I am the walrus.
The concept grabbed me because it’s so outrageously oddball. I had forgotten this was a Kevin Smith project, and that’s good. I’m no fan of his films, but here he does something out of his usual bag of tricks with a dark horror tale. But perhaps it’s supposed to be more of a black comedy, as I laughed at most of the later scenes.
Granted I watched with my father, who doesn’t watch oddball films. So my laughter may have been a product of imagining what he was thinking.
The trailer, and the title, divulge that there is a plot about turning an annoying podcast dude into a walrus. Why this happens is interesting.
The idea is philosophical, basically that humanity is so wretched that it’s better to live as an animal. In this case it’s a walrus, but by choosing the walrus we have the issue of idealized nature being similarly carnivorous, hierarchical and prone to killing. So the idea of improving on humanity by returning to an animal state is ironically called into question. If the animal had been an herbivore, the story may have unfolded differently, but man’s similarities to the walrus also factor in here.

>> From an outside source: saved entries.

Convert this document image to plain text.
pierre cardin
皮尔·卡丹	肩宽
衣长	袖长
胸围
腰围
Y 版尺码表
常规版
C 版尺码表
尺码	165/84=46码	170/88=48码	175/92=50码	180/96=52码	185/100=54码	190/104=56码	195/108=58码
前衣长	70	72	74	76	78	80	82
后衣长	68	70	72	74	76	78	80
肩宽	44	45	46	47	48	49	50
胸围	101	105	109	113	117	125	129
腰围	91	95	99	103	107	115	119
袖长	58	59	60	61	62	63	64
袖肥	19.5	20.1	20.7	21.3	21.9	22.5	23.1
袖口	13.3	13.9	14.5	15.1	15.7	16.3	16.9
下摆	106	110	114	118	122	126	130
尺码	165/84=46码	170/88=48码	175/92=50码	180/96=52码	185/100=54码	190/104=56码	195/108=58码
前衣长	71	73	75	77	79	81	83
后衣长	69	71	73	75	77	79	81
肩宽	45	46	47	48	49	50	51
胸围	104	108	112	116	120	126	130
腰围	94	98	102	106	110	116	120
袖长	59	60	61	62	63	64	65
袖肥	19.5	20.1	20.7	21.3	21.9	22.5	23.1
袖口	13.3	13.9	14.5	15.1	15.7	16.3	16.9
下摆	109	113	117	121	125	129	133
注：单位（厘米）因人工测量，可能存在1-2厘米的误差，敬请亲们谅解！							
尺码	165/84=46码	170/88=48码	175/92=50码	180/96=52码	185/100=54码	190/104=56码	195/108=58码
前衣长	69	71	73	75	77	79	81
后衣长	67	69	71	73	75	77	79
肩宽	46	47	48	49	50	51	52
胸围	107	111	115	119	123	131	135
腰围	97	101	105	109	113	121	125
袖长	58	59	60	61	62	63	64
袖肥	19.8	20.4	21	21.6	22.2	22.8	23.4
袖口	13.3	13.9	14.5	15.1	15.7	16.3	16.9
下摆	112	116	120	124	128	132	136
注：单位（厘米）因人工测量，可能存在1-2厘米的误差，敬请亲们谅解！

So this mission of the antagonist twists the usual horror plot around a bit. The main guy, the podcaster, isn’t all that likable either. He’s not such a good guy, and it seems that the madman isn’t such a purely evil one, given his rationale. But then things get weird.
It’s a relatively slow film, lots of talking. I didn’t recognize the appearance of Johnny Depp as the eccentric French detective on the trail of the psycho. But he was interesting, at least enough to inject some levity into the dark recesses of body mutilation and forced species transformation.
It’s a glass half-full, alternative kind of movie, now at the big red boxes.